ゆっくり読書

読んだ本の感想を中心に、日々、思ったことをつれづれに記します。

無償化

2013-02-03 19:51:11 | Weblog
高校の無償化のニュースについて、
日本国内にいたときと、上海に来てからとでは、考え方が違って来た。

ほとんどの人が高卒以上という日本の教育水準は、素晴らしいと思う。
高校が義務教育のようになっているのも、そうだと思う。
でも、だからといって、法律上、義務教育ではないものを
無償とするのはどうなのだろう。

私は、奨学金制度をもっとよいものにして、
将来は自分で稼いで返す仕組みのほうが、いいと思う。

私は母子家庭だったから、高校から大学まで奨学金を借りた。
20代のうちに返済完了した時は、すごく嬉しかった。
自立したと思った。

確かに、若い人の就職難は深刻だし、給料も上がらない。
でも、別に、働く場は、日本国内だけではない。
海外に出るというチャンスもある。
もちろん、そのほうが国内で働くよりも厳しい側面もある。

でも、学問とはそもそも「お願いして学んでもらう」ものではなくて、
自分で「生きて行くためには勉強が必要だ。いいお給料をもらおうと思ったら、
やっぱり大学で専門性のある何かを勉強すべきだ。そのためにはまず高校だ」
と思って取り組むものだ。
親に言われたから、みんなが行くから、高等教育機関を出るというものではない。

そして、社会に出てからも「やっぱりもう一度学ぶことが必要だ」と思ったときに、
いつでも大学で学び直し、その後、社会で活躍できることのほうが重要で、
それが実質できないから高校を無償化するというのは、
「日本監獄」を完成させる仕組みが、ひとつまた加わったとしか思えない。

格差が固定するとか何とか言うけど、
固定させたら何が起こるかと言ったら、
底辺からのし上がり、社会の仕組みを突き崩す人が出てくる。

そうなったら、一番困るのは、
いまの仕組みを作っている勝ち組と、なんとなく仕組みに加担している負け組。
つまり、いまを作っている私たちが困る。
負け組も、もっと違う価値観を望む割には、
いまが続けばいいと思っているところがある。
ダメなりに先が見通せるほうが安心だからだ。

まず、奨学金制度をもっと整備し、給付範囲を広げ、
公務員や学校の先生になったら奨学金を返さなくていいなんていう、
おかしな決まり事は見直す。
そんなことよりも、大学生や社会人になったときに、
何か無償で社会貢献をしたら、ポイントがたまって借りてるお金が少し減額するとか、
労働で払うことができて、本人も経験が積めるようなシステムのほうが
ずっといいと思う。

ということで「高校無償化すばらしい!」と言っている日本は、
世界で残っていけないと思うなあ。

空気

2013-02-03 16:39:54 | Weblog
最近、大気汚染がひどい中国。
昨日も日本人の友人とその話になったのだけど、
ここまで空気が汚れた理由は、単に工場と自動車のせいじゃないというウワサを聞いた。
燃料を水増しするために、何か別の物を混ぜたために、ますますおかしくなったのだとか。

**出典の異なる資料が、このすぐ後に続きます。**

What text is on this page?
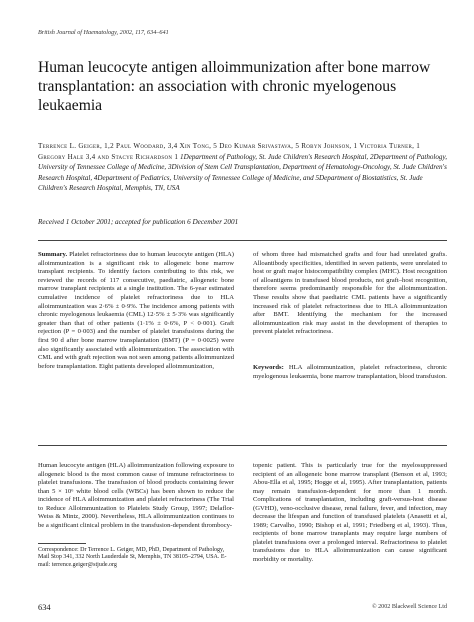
British Journal of Haematology, 2002, 117, 634–641
Human leucocyte antigen alloimmunization after bone marrow transplantation: an association with chronic myelogenous leukaemia

Terrence L. Geiger, 1,2 Paul Woodard, 3,4 Xin Tong, 5 Deo Kumar Srivastava, 5 Robyn Johnson, 1 Victoria Turner, 1 Gregory Hale 3,4 and Stacye Richardson 1 1Department of Pathology, St. Jude Children's Research Hospital, 2Department of Pathology, University of Tennessee College of Medicine, 3Division of Stem Cell Transplantation, Department of Hematology-Oncology, St. Jude Children's Research Hospital, 4Department of Pediatrics, University of Tennessee College of Medicine, and 5Department of Biostatistics, St. Jude Children's Research Hospital, Memphis, TN, USA

Received 1 October 2001; accepted for publication 6 December 2001

Summary. Platelet refractoriness due to human leucocyte antigen (HLA) alloimmunization is a significant risk to allogeneic bone marrow transplant recipients. To identify factors contributing to this risk, we reviewed the records of 117 consecutive, paediatric, allogeneic bone marrow transplant recipients at a single institution. The 6-year estimated cumulative incidence of platelet refractoriness due to HLA alloimmunization was 2·6% ± 0·9%. The incidence among patients with chronic myelogenous leukaemia (CML) 12·5% ± 5·3% was significantly greater than that of other patients (1·1% ± 0·6%, P < 0·001). Graft rejection (P = 0·003) and the number of platelet transfusions during the first 90 d after bone marrow transplantation (BMT) (P = 0·0025) were also significantly associated with alloimmunization. The association with CML and with graft rejection was not seen among patients alloimmunized before transplantation. Eight patients developed alloimmunization,

of whom three had mismatched grafts and four had unrelated grafts. Alloantibody specificities, identified in seven patients, were unrelated to host or graft major histocompatibility complex (MHC). Host recognition of alloantigens in transfused blood products, not graft–host recognition, therefore seems predominantly responsible for the alloimmunization. These results show that paediatric CML patients have a significantly increased risk of platelet refractoriness due to HLA alloimmunization after BMT. Identifying the mechanism for the increased alloimmunization risk may assist in the development of therapies to prevent platelet refractoriness.

Keywords: HLA alloimmunization, platelet refractoriness, chronic myelogenous leukaemia, bone marrow transplantation, blood transfusion.

Human leucocyte antigen (HLA) alloimmunization following exposure to allogeneic blood is the most common cause of immune refractoriness to platelet transfusions. The transfusion of blood products containing fewer than 5 × 10⁶ white blood cells (WBCs) has been shown to reduce the incidence of HLA alloimmunization and platelet refractoriness (The Trial to Reduce Alloimmunization to Platelets Study Group, 1997; Delaflor-Weiss & Mintz, 2000). Nevertheless, HLA alloimmunization continues to be a significant clinical problem in the transfusion-dependent thrombocy-

topenic patient. This is particularly true for the myelosuppressed recipient of an allogeneic bone marrow transplant (Benson et al, 1993; Abou-Ella et al, 1995; Hogge et al, 1995). After transplantation, patients may remain transfusion-dependent for more than 1 month. Complications of transplantation, including graft-versus-host disease (GVHD), veno-occlusive disease, renal failure, fever, and infection, may decrease the lifespan and function of transfused platelets (Anasetti et al, 1989; Carvalho, 1990; Bishop et al, 1991; Friedberg et al, 1993). Thus, recipients of bone marrow transplants may require large numbers of platelet transfusions over a prolonged interval. Refractoriness to platelet transfusions due to HLA alloimmunization can cause significant morbidity or mortality.

Correspondence: Dr Terrence L. Geiger, MD, PhD, Department of Pathology, Mail Stop 341, 332 North Lauderdale St, Memphis, TN 38105–2794, USA. E-mail: terrence.geiger@stjude.org

634	© 2002 Blackwell Science Ltd
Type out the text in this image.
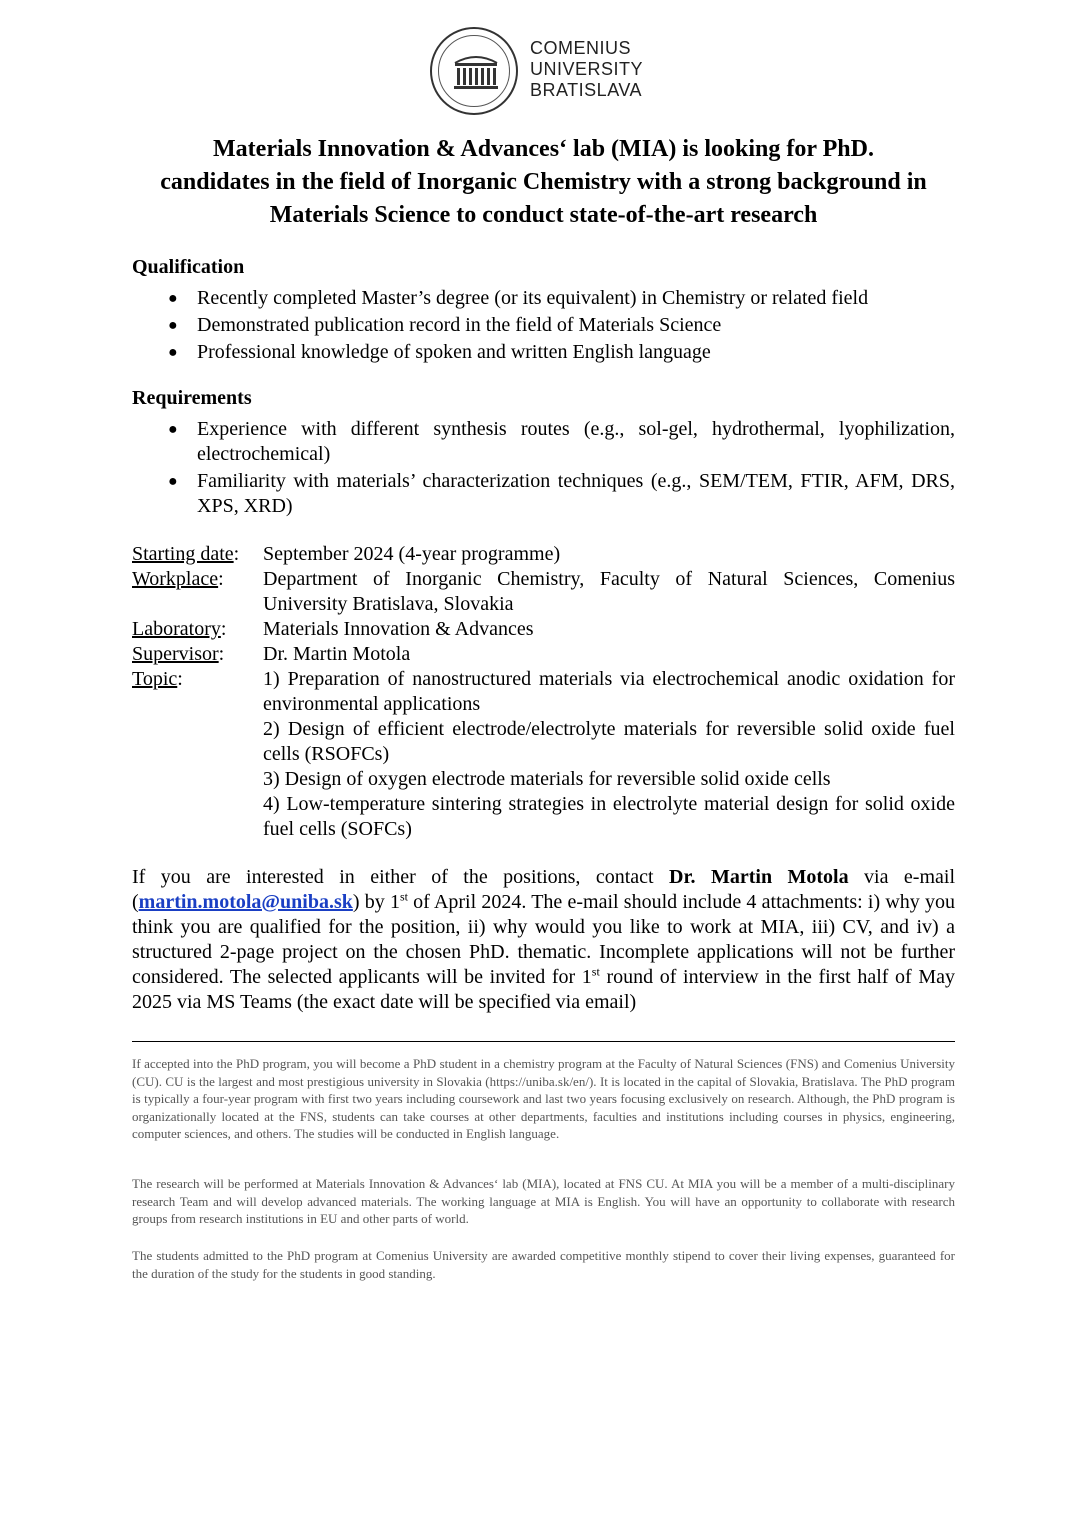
COMENIUS
UNIVERSITY
BRATISLAVA
Materials Innovation & Advances‘ lab (MIA) is looking for PhD.
candidates in the field of Inorganic Chemistry with a strong background in
Materials Science to conduct state-of-the-art research
Qualification
● Recently completed Master’s degree (or its equivalent) in Chemistry or related field
● Demonstrated publication record in the field of Materials Science
● Professional knowledge of spoken and written English language
Requirements
● Experience with different synthesis routes (e.g., sol-gel, hydrothermal, lyophilization, electrochemical)
● Familiarity with materials’ characterization techniques (e.g., SEM/TEM, FTIR, AFM, DRS, XPS, XRD)
Starting date:	September 2024 (4-year programme)
Workplace:	Department of Inorganic Chemistry, Faculty of Natural Sciences, Comenius University Bratislava, Slovakia
Laboratory:	Materials Innovation & Advances
Supervisor:	Dr. Martin Motola
Topic:	1) Preparation of nanostructured materials via electrochemical anodic oxidation for environmental applications
2) Design of efficient electrode/electrolyte materials for reversible solid oxide fuel cells (RSOFCs)
3) Design of oxygen electrode materials for reversible solid oxide cells
4) Low-temperature sintering strategies in electrolyte material design for solid oxide fuel cells (SOFCs)
If you are interested in either of the positions, contact Dr. Martin Motola via e-mail (martin.motola@uniba.sk) by 1st of April 2024. The e-mail should include 4 attachments: i) why you think you are qualified for the position, ii) why would you like to work at MIA, iii) CV, and iv) a structured 2-page project on the chosen PhD. thematic. Incomplete applications will not be further considered. The selected applicants will be invited for 1st round of interview in the first half of May 2025 via MS Teams (the exact date will be specified via email)
If accepted into the PhD program, you will become a PhD student in a chemistry program at the Faculty of Natural Sciences (FNS) and Comenius University (CU). CU is the largest and most prestigious university in Slovakia (https://uniba.sk/en/). It is located in the capital of Slovakia, Bratislava. The PhD program is typically a four-year program with first two years including coursework and last two years focusing exclusively on research. Although, the PhD program is organizationally located at the FNS, students can take courses at other departments, faculties and institutions including courses in physics, engineering, computer sciences, and others. The studies will be conducted in English language.
The research will be performed at Materials Innovation & Advances‘ lab (MIA), located at FNS CU. At MIA you will be a member of a multi-disciplinary research Team and will develop advanced materials. The working language at MIA is English. You will have an opportunity to collaborate with research groups from research institutions in EU and other parts of world.
The students admitted to the PhD program at Comenius University are awarded competitive monthly stipend to cover their living expenses, guaranteed for the duration of the study for the students in good standing.
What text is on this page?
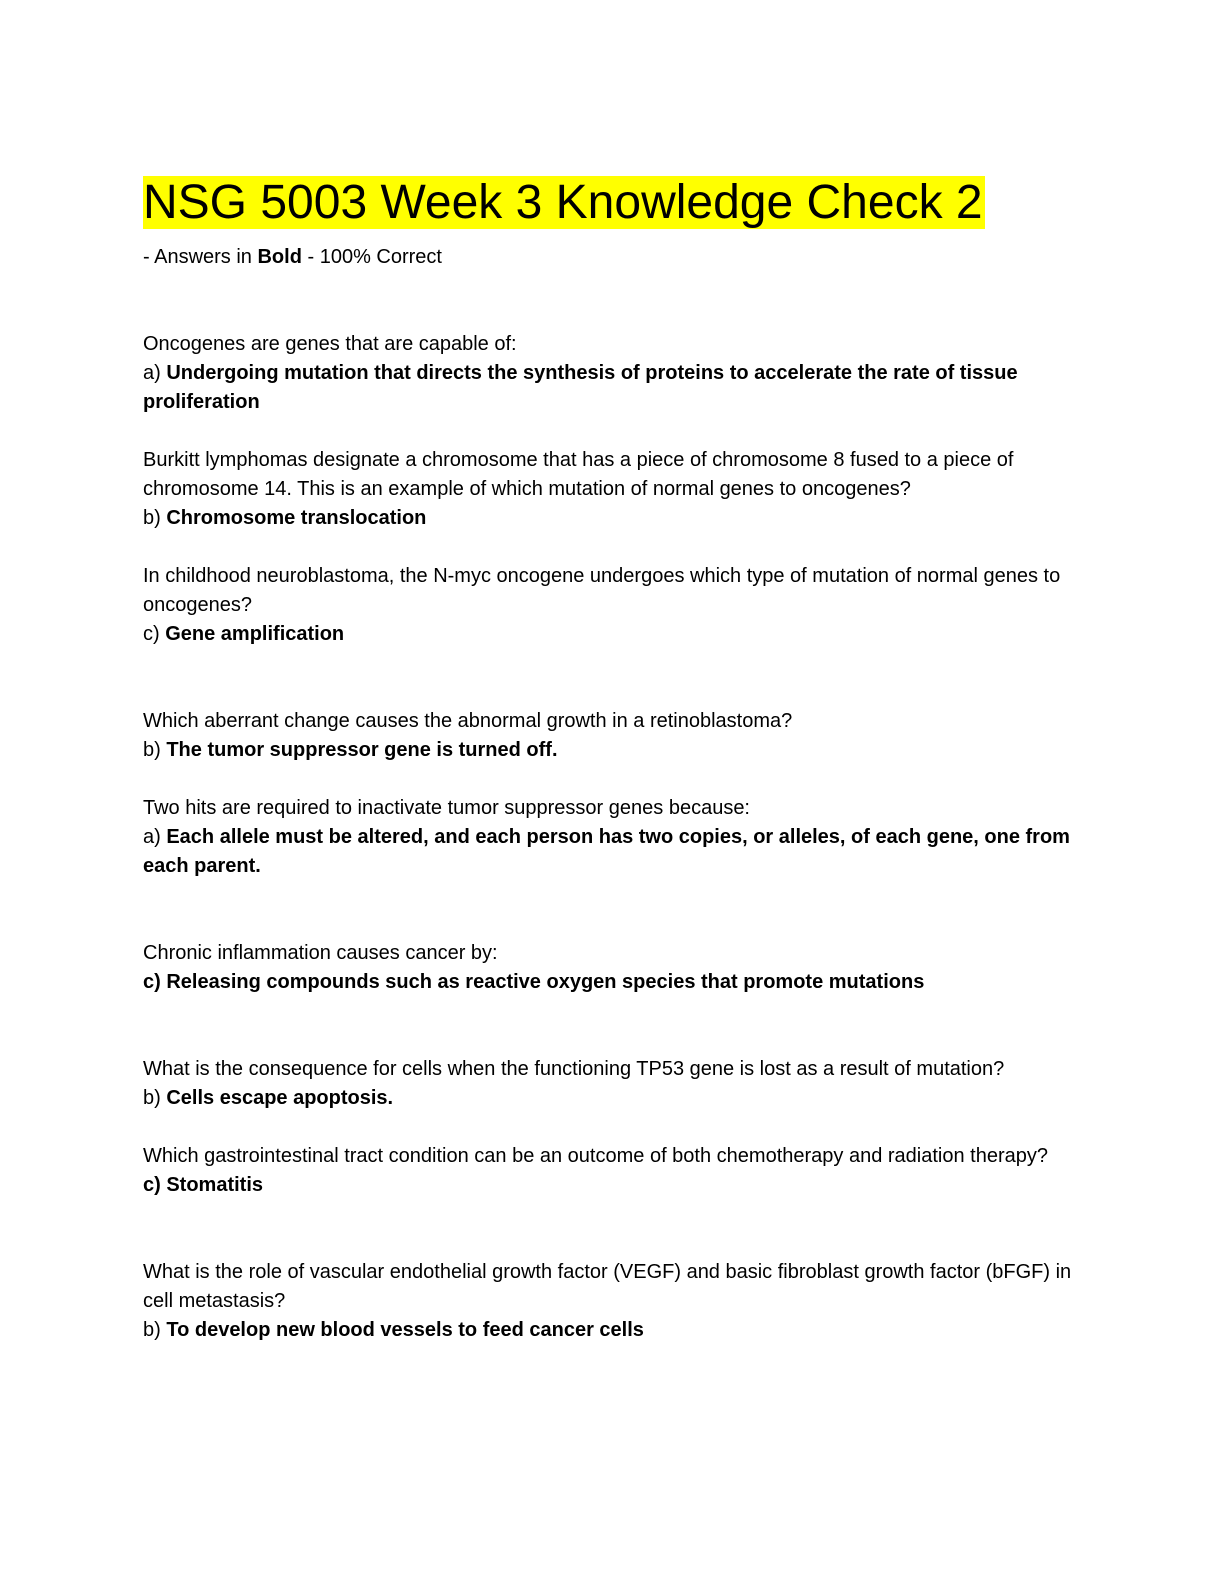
NSG 5003 Week 3 Knowledge Check 2

- Answers in Bold - 100% Correct

Oncogenes are genes that are capable of:

a) Undergoing mutation that directs the synthesis of proteins to accelerate the rate of tissue proliferation

Burkitt lymphomas designate a chromosome that has a piece of chromosome 8 fused to a piece of chromosome 14. This is an example of which mutation of normal genes to oncogenes?

b) Chromosome translocation

In childhood neuroblastoma, the N-myc oncogene undergoes which type of mutation of normal genes to oncogenes?

c) Gene amplification

Which aberrant change causes the abnormal growth in a retinoblastoma?

b) The tumor suppressor gene is turned off.

Two hits are required to inactivate tumor suppressor genes because:

a) Each allele must be altered, and each person has two copies, or alleles, of each gene, one from each parent.

Chronic inflammation causes cancer by:

c) Releasing compounds such as reactive oxygen species that promote mutations

What is the consequence for cells when the functioning TP53 gene is lost as a result of mutation?

b) Cells escape apoptosis.

Which gastrointestinal tract condition can be an outcome of both chemotherapy and radiation therapy?

c) Stomatitis

What is the role of vascular endothelial growth factor (VEGF) and basic fibroblast growth factor (bFGF) in cell metastasis?

b) To develop new blood vessels to feed cancer cells
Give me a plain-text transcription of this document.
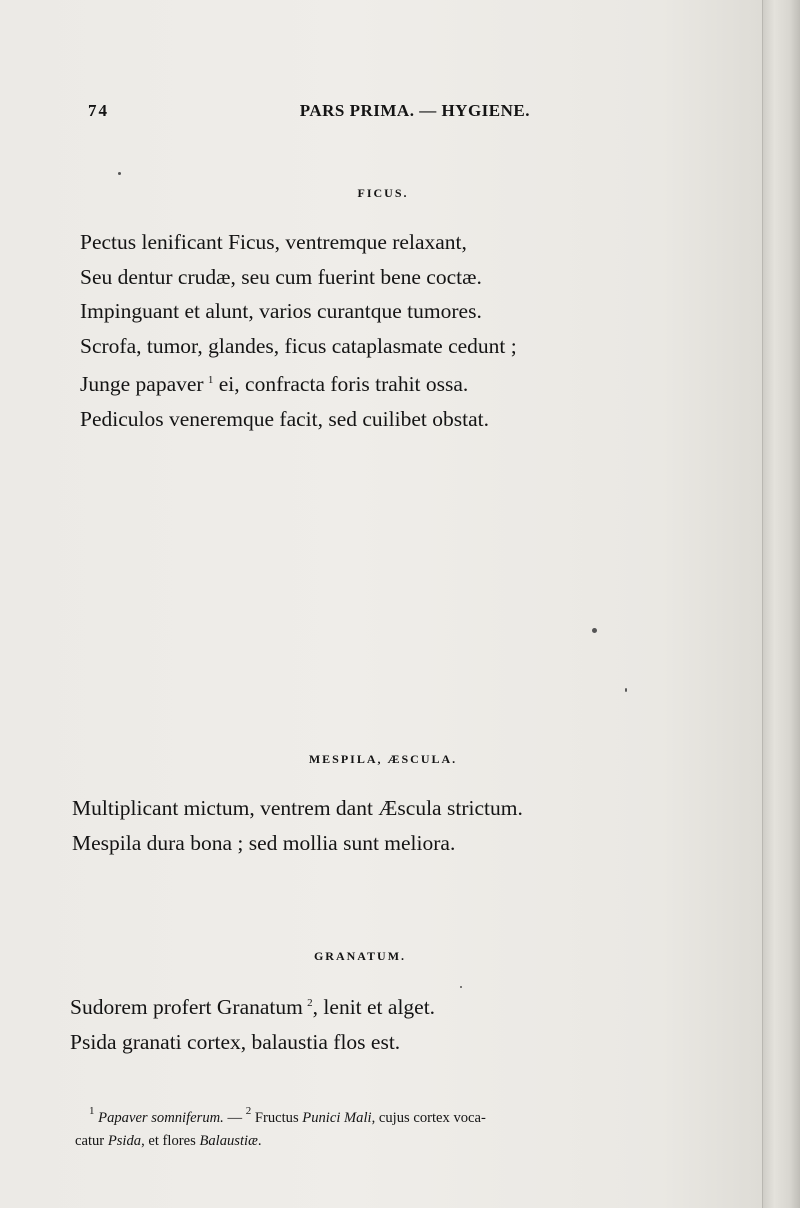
74	PARS PRIMA. — HYGIENE.
FICUS.
Pectus lenificant Ficus, ventremque relaxant,
Seu dentur crudæ, seu cum fuerint bene coctæ.
Impinguant et alunt, varios curantque tumores.
Scrofa, tumor, glandes, ficus cataplasmate cedunt ;
Junge papaver  $^1$ ei, confracta foris trahit ossa.
Pediculos veneremque facit, sed cuilibet obstat.
MESPILA, ÆSCULA.
Multiplicant mictum, ventrem dant Æscula strictum.
Mespila dura bona ; sed mollia sunt meliora.
GRANATUM.
Sudorem profert Granatum  $^2$, lenit et alget.
Psida granati cortex, balaustia flos est.
$^1$ Papaver somniferum. — $^2$ Fructus Punici Mali, cujus cortex voca-
catur Psida, et flores Balaustiæ.
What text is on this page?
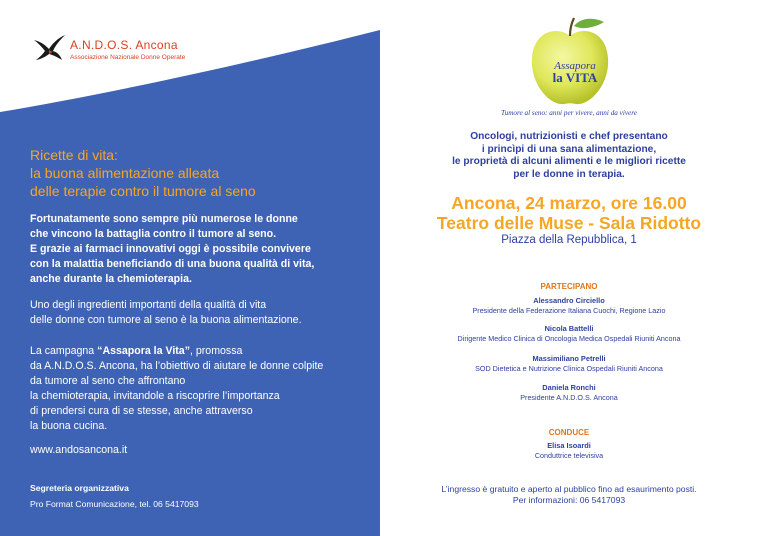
A.N.D.O.S. Ancona
Associazione Nazionale Donne Operate
Ricette di vita:
la buona alimentazione alleata
delle terapie contro il tumore al seno
Fortunatamente sono sempre più numerose le donne
che vincono la battaglia contro il tumore al seno.
E grazie ai farmaci innovativi oggi è possibile convivere
con la malattia beneficiando di una buona qualità di vita,
anche durante la chemioterapia.
Uno degli ingredienti importanti della qualità di vita
delle donne con tumore al seno è la buona alimentazione.
La campagna “Assapora la Vita”, promossa
da A.N.D.O.S. Ancona, ha l’obiettivo di aiutare le donne colpite
da tumore al seno che affrontano
la chemioterapia, invitandole a riscoprire l’importanza
di prendersi cura di se stesse, anche attraverso
la buona cucina.
www.andosancona.it
Segreteria organizzativa
Pro Format Comunicazione, tel. 06 5417093
Assapora
la VITA
Tumore al seno: anni per vivere, anni da vivere
Oncologi, nutrizionisti e chef presentano
i princìpi di una sana alimentazione,
le proprietà di alcuni alimenti e le migliori ricette
per le donne in terapia.
Ancona, 24 marzo, ore 16.00
Teatro delle Muse - Sala Ridotto
Piazza della Repubblica, 1
PARTECIPANO
Alessandro Circiello
Presidente della Federazione Italiana Cuochi, Regione Lazio
Nicola Battelli
Dirigente Medico Clinica di Oncologia Medica Ospedali Riuniti Ancona
Massimiliano Petrelli
SOD Dietetica e Nutrizione Clinica Ospedali Riuniti Ancona
Daniela Ronchi
Presidente A.N.D.O.S. Ancona
CONDUCE
Elisa Isoardi
Conduttrice televisiva
L’ingresso è gratuito e aperto al pubblico fino ad esaurimento posti.
Per informazioni: 06 5417093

「中国だと、あり得るよな~」と思えるあたりが、中国ならではだ。
放射線量も相変わらず東京より高いみたいだし、
この国は、近い将来、人が住めなくなるのじゃないかと思う。
外に逃げられないくらい貧乏な人は、残らざるを得ないだろうけど。

一昨日、上海郊外に行き、地元のおじさんと話していたら、
「どうだい? 最近の上海と日本では、どっちが金持ちだい?」と聞かれ、
何て答えようかと考えていたら、上海人がこう言った。
「上海の金持ちは、普通の日本人よりもずーっと金持ち。
 そして、お金がない人は、普通の日本人よりもずーっと貧乏。
 中国は格差が大きいよね」と。
まったくその通りだ。

日本は格差社会と言っても、所得が2倍違うくらいだけど、
上海の場合、10倍違うくらいはざらにある。
上を見ても、下を見てもキリがないのは、日本も中国も同じだけど、
日本の戦後民主主義って、本当にぬるま湯だったんだなあ、と思う。
中国人は、いかに要領よく儲けるかをいつも考えている。

空気がよくなったら、カメラを持って、出掛けたいな。
ああ、今日は節分か。

そろそろ中国企業は旧正月休みモードで、ストップだ。
お金持ちの社長さんたちは、海外できれいな空気を吸ってくるのだろう。